The Administrative Appeals Tribunal (AAT) has rejected Cameron Lambourne’s $10,000 work-related deduction claims, supporting the ATO’s position that these expenses were personal rather than essential for his Navy role. 

  

Mr. Lambourne, an Australian Navy electronics technician, claimed deductions for items including $1,655 in work clothing from a specialized naval store and $6,000 in equipment, primarily gym gear he bought for his ship. However, due to insufficient itemized invoices—particularly as the clothing store went into liquidation—AAT could not verify the expense connection to income production. 

  

The ATO argued the gym equipment was purchased voluntarily, benefiting the crew but not required for Lambourne’s duties.
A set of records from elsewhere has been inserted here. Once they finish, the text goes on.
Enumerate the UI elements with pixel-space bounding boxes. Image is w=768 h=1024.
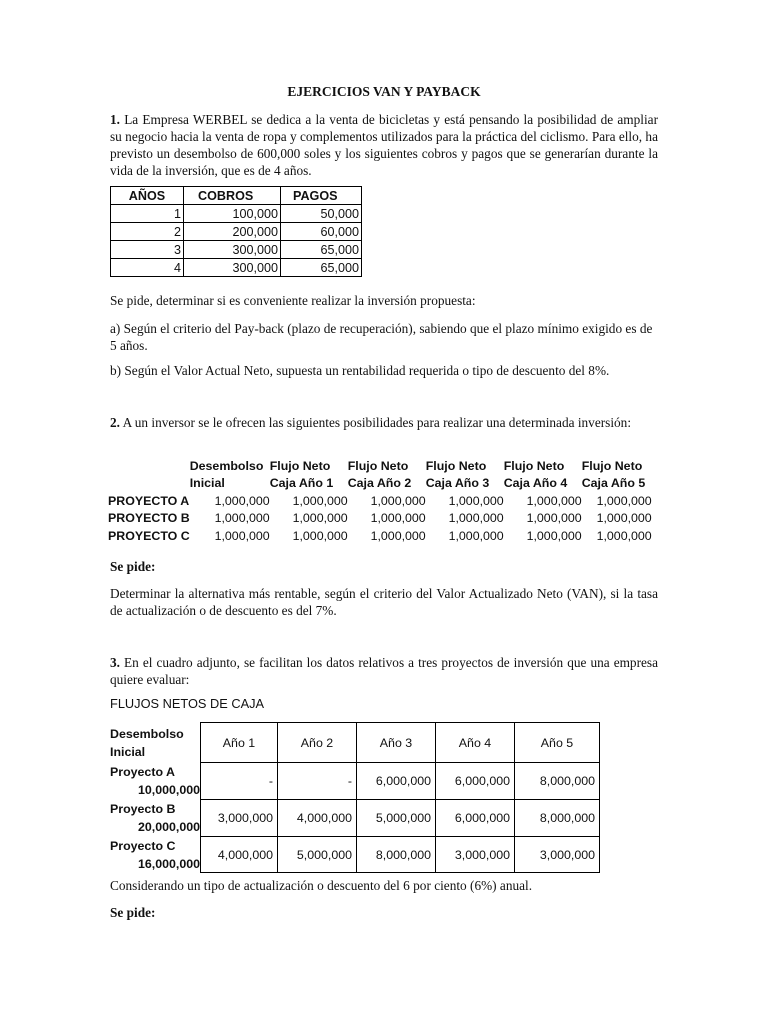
flow-value: 6,000,000 [357, 763, 436, 800]
exercise-1-part-a: a) Según el criterio del Pay-back (plazo de recuperación), sabiendo que el plazo mínimo exigido es de 5 años. [110, 321, 653, 353]
project-value: 1,000,000 [526, 528, 582, 543]
project-name: Proyecto C [110, 838, 176, 853]
flow-value: 8,000,000 [515, 800, 600, 837]
exercise-2-se-pide: Se pide: [110, 559, 156, 574]
row-pagos: 60,000 [281, 223, 362, 241]
corner-desembolso: Desembolso [110, 726, 184, 741]
header-cobros: COBROS [184, 187, 281, 205]
page-title: EJERCICIOS VAN Y PAYBACK [287, 84, 481, 99]
flow-value: 4,000,000 [201, 837, 278, 873]
project-initial: 16,000,000 [137, 856, 200, 871]
exercise-3-note: Considerando un tipo de actualización o descuento del 6 por ciento (6%) anual. [110, 878, 533, 893]
exercise-1-text [110, 111, 658, 179]
project-value: 1,000,000 [526, 493, 582, 508]
exercise-2-question: Determinar la alternativa más rentable, según el criterio del Valor Actualizado Neto (VAN), si la tasa de actualización o de descuento es del 7%. [110, 586, 658, 618]
project-value: 1,000,000 [214, 528, 270, 543]
flow-value: 3,000,000 [515, 837, 600, 873]
header-flujo-4: Flujo Neto [503, 458, 565, 473]
year-header: Año 4 [436, 723, 515, 763]
project-label [110, 837, 201, 873]
row-cobros: 300,000 [184, 241, 281, 259]
year-header: Año 5 [515, 723, 600, 763]
table-row [110, 800, 600, 837]
year-header: Año 3 [357, 723, 436, 763]
flow-value: - [201, 763, 278, 800]
header-caja-2: Caja Año 2 [347, 476, 412, 491]
flow-value: 6,000,000 [436, 800, 515, 837]
exercise-1-statement: La Empresa WERBEL se dedica a la venta de bicicletas y está pensando la posibilidad de ampliar su negocio hacia la venta de ropa y complementos utilizados para la práctica del ciclismo. Para ello, ha previsto un desembolso de 600,000 soles y los siguientes cobros y pagos que se generarían durante la vida de la inversión, que es de 4 años. [110, 112, 658, 178]
table-row [108, 492, 652, 510]
header-caja-3: Caja Año 3 [425, 476, 490, 491]
project-value: 1,000,000 [526, 511, 582, 526]
table-header-row [108, 475, 652, 493]
exercise-1-ask: Se pide, determinar si es conveniente realizar la inversión propuesta: [110, 293, 476, 308]
project-name: PROYECTO B [108, 511, 190, 526]
table-header-row [108, 457, 652, 475]
exercise-3-text [110, 654, 658, 688]
project-value: 1,000,000 [370, 493, 426, 508]
row-year: 2 [111, 223, 184, 241]
project-value: 1,000,000 [596, 528, 652, 543]
row-pagos: 65,000 [281, 259, 362, 277]
flow-value: 4,000,000 [278, 800, 357, 837]
projects-table [108, 457, 652, 545]
table-row [110, 763, 600, 800]
project-value: 1,000,000 [448, 528, 504, 543]
flow-value: 8,000,000 [357, 837, 436, 873]
table-row [111, 223, 362, 241]
header-caja-5: Caja Año 5 [581, 476, 646, 491]
project-name: PROYECTO C [108, 528, 190, 543]
header-caja-4: Caja Año 4 [503, 476, 568, 491]
project-name: Proyecto A [110, 764, 175, 779]
exercise-3-number: 3. [110, 655, 120, 670]
table-row [108, 510, 652, 528]
table-row [111, 241, 362, 259]
header-inicial: Inicial [189, 476, 225, 491]
project-label [110, 800, 201, 837]
project-value: 1,000,000 [448, 511, 504, 526]
project-value: 1,000,000 [214, 511, 270, 526]
corner-label [110, 723, 201, 763]
year-header: Año 2 [278, 723, 357, 763]
table-row [111, 259, 362, 277]
header-flujo-5: Flujo Neto [581, 458, 643, 473]
flujos-subtitle: FLUJOS NETOS DE CAJA [110, 696, 265, 711]
flujos-table [110, 722, 600, 873]
header-pagos: PAGOS [281, 187, 362, 205]
exercise-3-statement: En el cuadro adjunto, se facilitan los datos relativos a tres proyectos de inversión que una empresa quiere evaluar: [110, 655, 658, 687]
table-row [111, 205, 362, 223]
row-year: 4 [111, 259, 184, 277]
project-name: PROYECTO A [108, 493, 190, 508]
header-flujo-2: Flujo Neto [347, 458, 409, 473]
table-header-row [111, 187, 362, 205]
corner-inicial: Inicial [110, 744, 146, 759]
flow-value: - [278, 763, 357, 800]
flow-value: 8,000,000 [515, 763, 600, 800]
row-pagos: 50,000 [281, 205, 362, 223]
header-flujo-1: Flujo Neto [269, 458, 331, 473]
table-row [108, 527, 652, 545]
project-value: 1,000,000 [292, 528, 348, 543]
project-value: 1,000,000 [596, 511, 652, 526]
exercise-2-text [110, 414, 658, 431]
header-desembolso: Desembolso [189, 458, 264, 473]
row-cobros: 100,000 [184, 205, 281, 223]
exercise-2-number: 2. [110, 415, 120, 430]
row-year: 1 [111, 205, 184, 223]
exercise-3-se-pide: Se pide: [110, 905, 156, 920]
project-value: 1,000,000 [448, 493, 504, 508]
exercise-1-number: 1. [110, 112, 120, 127]
row-cobros: 300,000 [184, 259, 281, 277]
flow-value: 6,000,000 [436, 763, 515, 800]
flow-value: 5,000,000 [278, 837, 357, 873]
cash-flow-table [110, 186, 362, 277]
project-initial: 20,000,000 [137, 819, 200, 834]
row-cobros: 200,000 [184, 223, 281, 241]
header-anos: AÑOS [111, 187, 184, 205]
project-value: 1,000,000 [292, 493, 348, 508]
project-value: 1,000,000 [370, 528, 426, 543]
project-value: 1,000,000 [292, 511, 348, 526]
flow-value: 3,000,000 [436, 837, 515, 873]
flow-value: 5,000,000 [357, 800, 436, 837]
header-flujo-3: Flujo Neto [425, 458, 487, 473]
project-value: 1,000,000 [370, 511, 426, 526]
project-name: Proyecto B [110, 801, 176, 816]
row-year: 3 [111, 241, 184, 259]
row-pagos: 65,000 [281, 241, 362, 259]
project-value: 1,000,000 [596, 493, 652, 508]
project-label [110, 763, 201, 800]
table-row [110, 837, 600, 873]
project-value: 1,000,000 [214, 493, 270, 508]
year-header: Año 1 [201, 723, 278, 763]
exercise-1-part-b: b) Según el Valor Actual Neto, supuesta un rentabilidad requerida o tipo de descuento del 8%. [110, 363, 610, 378]
flow-value: 3,000,000 [201, 800, 278, 837]
exercise-2-statement: A un inversor se le ofrecen las siguientes posibilidades para realizar una determinada inversión: [122, 415, 632, 430]
table-header-row [110, 723, 600, 763]
project-initial: 10,000,000 [137, 782, 200, 797]
header-caja-1: Caja Año 1 [269, 476, 334, 491]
The tribunal agreed, noting that his salary was not contingent upon these purchases, affirming both the denial of the deductions and a 25% administrative penalty. 


 

🔶 DEDUCTING FINANCIAL ADVICE FEES 🔶


The ATO has issued guidance on when an individual not engaged in an investment business may claim deductions for fees paid for financial advice. 

  

An individual can generally deduct financial advice fees if the expenses were incurred in generating assessable income, unless the expenses are capital, private, or domestic in nature. 

  

Financial advice fees may also be deductible if they relate to managing “tax affairs,” such as advice on salary sacrifice arrangements. 

  

However, fees for advice on proposed investments before acquiring an asset, or guidance on investing additional funds to expand a portfolio, are not deductible. 

  

To claim the deduction, individuals must retain sufficient evidence of the expense, such as a properly itemized invoice.